Some people are worrying that the legislation creates a police state and is another nail in the coffin of civil liberty and privacy, which is compounded by the daily revelations about the Government illegally spying on internet millionaire Kim Dotcom.

It all came to a head this week when I spent several hours with an interviewer answering questions for Statistics New Zealand's annual household economic survey. I was one of the lucky randomly chosen few, and the information-gathering process caused no end of consternation in our household as we struggled to gather receipts, phone and electricity bills, vehicle, mortgage, tax, student loan, and insurance info, flights and holiday details, and every incidence of spending over $200 in the past year, not to mention the two-week spending diary I'm filling in at the moment, which so far consists mostly of chocolate bars.

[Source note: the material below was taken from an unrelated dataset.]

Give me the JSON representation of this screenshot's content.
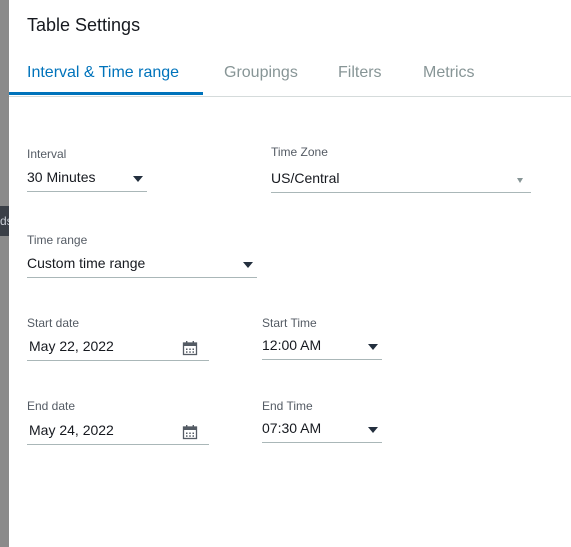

I asked the interviewer if anyone ever refused this onerous task, as part of me very much wanted to join them. One woman had, she said, on the grounds that it was an invasion of privacy - but all that meant was a visit from a supervisor, who would no doubt reassure her that her information was safe. There's a $500 fine for flat-out declining.

I was aghast - but then, of course, if I was worried about Big Brother I'd stop using the internet or my mobile phone. I requested my Facebook data this week, a simple download that left me astonished about how much of me I'd unthinkingly put online.

Scrolling through the info was like reading a script of my life for the past five years. A simple password guess and I'd be extremely easy either to find or impersonate. The veil of privacy in the electronic world is so sheer as to be non-existent.

Of course, there's nothing to worry about unless you've done something wrong. Anyone know how I can get hold of Jason Bourne?